January 6-17 . . . One kid was insecure and took everything really personally. He'd write down the right answer for math, but he wouldn't be satisfied with the way the number looked, so he'd erase it and rewrite it. He'd d this several times for one problem. When I told him to stop, or put my hand over the problem so he couldn't erase it he'd get depressed and say, "You don't like me." He would also get upset at recess if the kids ran away from him, which is something you've got to get over if you're playing tag.and
March 6 . . . I worked in a room with six autistic third to fifth graders. My first job of the day was to help out with deep relaxation. I had to massage kids. I really don't like starting my day with a highball of ridiculous and creepy. Though I have a lot of respect for the other EA [Educational Assistant] and the teacher, the day massaging a 10-year-old kid's temples doesn't seem weird to me, the day it becomes a commonplace occurrence eliciting no more reaction than does changing a lightbulb or checking my answering machine is verily the day I bite a cyanide capsule.
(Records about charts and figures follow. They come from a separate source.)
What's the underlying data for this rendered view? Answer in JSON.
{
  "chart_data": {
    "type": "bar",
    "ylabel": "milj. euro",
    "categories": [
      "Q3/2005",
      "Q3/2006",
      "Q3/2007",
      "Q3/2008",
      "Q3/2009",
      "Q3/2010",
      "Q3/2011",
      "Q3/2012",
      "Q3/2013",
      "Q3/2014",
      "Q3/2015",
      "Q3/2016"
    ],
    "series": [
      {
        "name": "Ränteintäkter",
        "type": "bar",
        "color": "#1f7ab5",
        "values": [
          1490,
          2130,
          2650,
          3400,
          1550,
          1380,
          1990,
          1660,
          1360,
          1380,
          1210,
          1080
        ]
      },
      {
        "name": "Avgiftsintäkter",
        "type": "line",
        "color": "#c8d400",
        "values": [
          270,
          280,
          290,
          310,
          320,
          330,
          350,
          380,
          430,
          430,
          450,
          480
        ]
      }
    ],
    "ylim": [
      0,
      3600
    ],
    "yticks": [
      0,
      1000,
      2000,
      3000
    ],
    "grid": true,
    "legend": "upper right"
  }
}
I was supposed to massage another student, but she kicked at me so I called it quits. Another kid was acting up and thus didn't get his massage. Afterwards he begged for a massage and pleaded for forgiveness. He said, "I don't deserve your kindness!" at least five times.(I was somewhat surprised that anyone who seems as unbothered as this guy does by having to regularly change teenagers' diapers wouldn't be equally unbothered by massaging ten-year-olds' temples.)
And lastly . . .
June 6See? This Dave guy is all right. A bit socially awkward at times, but not a bad sort. I do wish he had an editor, so that the book wouldn't contain misspellings, typos, and comma splices on nearly every page; but I guess small presses can't be bothered to care.
For the past couple weeks I was the one working most with a student who had to be constantly monitored. I was the only staff he liked, mostly because I was the gentlest, least invasive person there. When I had to follow him into the bathroom, I'd wash my hands or fix my hair instead of stand and wait for him. It's a little thing, but it means a lot. The teacher would tell him to do something and he'd sit and glare at her. I'd give him a few seconds and say, "OK, c'mon, let's go," and he'd do it. He was a tough kid to get close to, but I could tell he trusted me and I gave him the respect others hadn't. I can't begin to explain how horrible I felt today when I learned he had to be constantly monitored because he was a sexual assaulter.
. . .
Mostly unrelatedly (although the abuse that some of Dave's students had been though isn't entirely dissimilar) . . . lilerthkwake just posted her story of spiritual abuse (titled "Lily's Traumatic Faith Experience, or What It's Like to Be a Member of a Cult": Part I and Part II), and I found it so interesting and so surprisingly easy to relate to (despite the fact that I've never had a religion) that I decided I wanted to link to it and encourage other people to read it. So there you go.